Réunion du 13 avril 2011 à 15h00
Simplification et amélioration de la qualité du droit — Motion de rejet préalable

Photo issue du site de l'Assemblée nationale ou de WikipediaJean-Michel Clément :

Monsieur le président, monsieur le garde des sceaux, monsieur le rapporteur, chers collègues, nous voici arrivés au terme du marathon législatif dans lequel nous a engagés l'examen de cette proposition de loi de « simplification et d'amélioration de la qualité du droit ». Nous l'avons dit, nous partageons les objectifs de ce texte, parce qu'améliorer la qualité de la loi est bien plus qu'une solution technique.

C'est précisément parce que la qualité de la loi est le gage de sa légitimité que je défends, au nom du groupe socialiste, radical et citoyen, une ultime motion de rejet préalable. Il s'agit de démontrer que le texte qui nous revient à l'issue de la commission mixte n'est pas débarrassé de toutes les scories juridiques qui l'ont encombré depuis la première lecture, même si des améliorations ont été apportées.
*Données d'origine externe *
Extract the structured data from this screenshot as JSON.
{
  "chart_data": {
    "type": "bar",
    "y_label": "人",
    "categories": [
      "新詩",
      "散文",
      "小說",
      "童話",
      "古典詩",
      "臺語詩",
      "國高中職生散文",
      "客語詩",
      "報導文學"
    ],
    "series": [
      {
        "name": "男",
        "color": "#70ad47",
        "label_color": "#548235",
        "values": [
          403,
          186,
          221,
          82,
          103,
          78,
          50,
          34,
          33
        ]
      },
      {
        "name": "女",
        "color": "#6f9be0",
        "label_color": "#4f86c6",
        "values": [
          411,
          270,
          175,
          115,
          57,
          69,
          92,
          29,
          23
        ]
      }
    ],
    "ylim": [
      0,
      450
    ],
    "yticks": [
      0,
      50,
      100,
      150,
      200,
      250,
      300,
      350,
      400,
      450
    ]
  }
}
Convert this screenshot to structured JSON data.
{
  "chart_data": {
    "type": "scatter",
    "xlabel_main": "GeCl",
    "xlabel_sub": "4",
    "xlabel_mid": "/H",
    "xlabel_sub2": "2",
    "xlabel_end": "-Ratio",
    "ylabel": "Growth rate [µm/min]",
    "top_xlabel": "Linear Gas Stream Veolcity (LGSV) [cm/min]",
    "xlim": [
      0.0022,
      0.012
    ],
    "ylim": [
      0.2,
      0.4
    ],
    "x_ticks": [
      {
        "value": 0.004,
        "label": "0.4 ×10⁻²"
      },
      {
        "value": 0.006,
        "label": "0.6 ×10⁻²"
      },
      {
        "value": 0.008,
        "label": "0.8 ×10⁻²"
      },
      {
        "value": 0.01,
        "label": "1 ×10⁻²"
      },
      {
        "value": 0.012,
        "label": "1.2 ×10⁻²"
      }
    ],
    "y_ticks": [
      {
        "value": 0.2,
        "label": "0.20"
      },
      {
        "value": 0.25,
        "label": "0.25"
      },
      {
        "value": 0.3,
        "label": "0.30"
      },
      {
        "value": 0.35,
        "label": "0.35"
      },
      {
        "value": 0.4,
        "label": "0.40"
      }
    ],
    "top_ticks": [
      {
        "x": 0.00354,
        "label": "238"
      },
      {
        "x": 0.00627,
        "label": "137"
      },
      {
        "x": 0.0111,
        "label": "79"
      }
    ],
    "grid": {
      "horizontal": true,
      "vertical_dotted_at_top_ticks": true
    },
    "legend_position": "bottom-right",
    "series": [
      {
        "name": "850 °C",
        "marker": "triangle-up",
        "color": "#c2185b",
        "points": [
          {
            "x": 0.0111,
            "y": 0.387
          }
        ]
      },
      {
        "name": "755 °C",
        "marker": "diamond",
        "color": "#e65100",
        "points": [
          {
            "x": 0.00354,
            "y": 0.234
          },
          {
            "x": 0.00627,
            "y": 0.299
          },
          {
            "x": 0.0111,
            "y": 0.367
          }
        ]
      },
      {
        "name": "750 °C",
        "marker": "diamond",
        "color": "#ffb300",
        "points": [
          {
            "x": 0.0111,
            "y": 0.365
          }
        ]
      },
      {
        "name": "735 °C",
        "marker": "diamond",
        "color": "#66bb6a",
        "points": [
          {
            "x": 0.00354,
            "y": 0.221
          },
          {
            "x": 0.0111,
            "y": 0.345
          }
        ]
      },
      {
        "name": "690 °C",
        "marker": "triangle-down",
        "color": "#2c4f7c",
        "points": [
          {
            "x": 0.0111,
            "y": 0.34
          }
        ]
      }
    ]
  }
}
Rappelons d'où nous venons : 150 articles dans la proposition de loi initiale ; 177 à l'issue de la première lecture ; plus de 200 à son retour du Sénat ; pas moins de 38 en commission mixte paritaire. Il n'est pas si simple de simplifier et d'améliorer la qualité du droit, qui reste une oeuvre en construction perpétuelle. Il est toutefois des principes, qui en toutes circonstances, doivent être respectés : les principes constitutionnels. Malgré le long et minutieux travail législatif, il reste encore des dispositions dans la loi qui enfreignent ces principes, justifiant cette motion de rejet préalable.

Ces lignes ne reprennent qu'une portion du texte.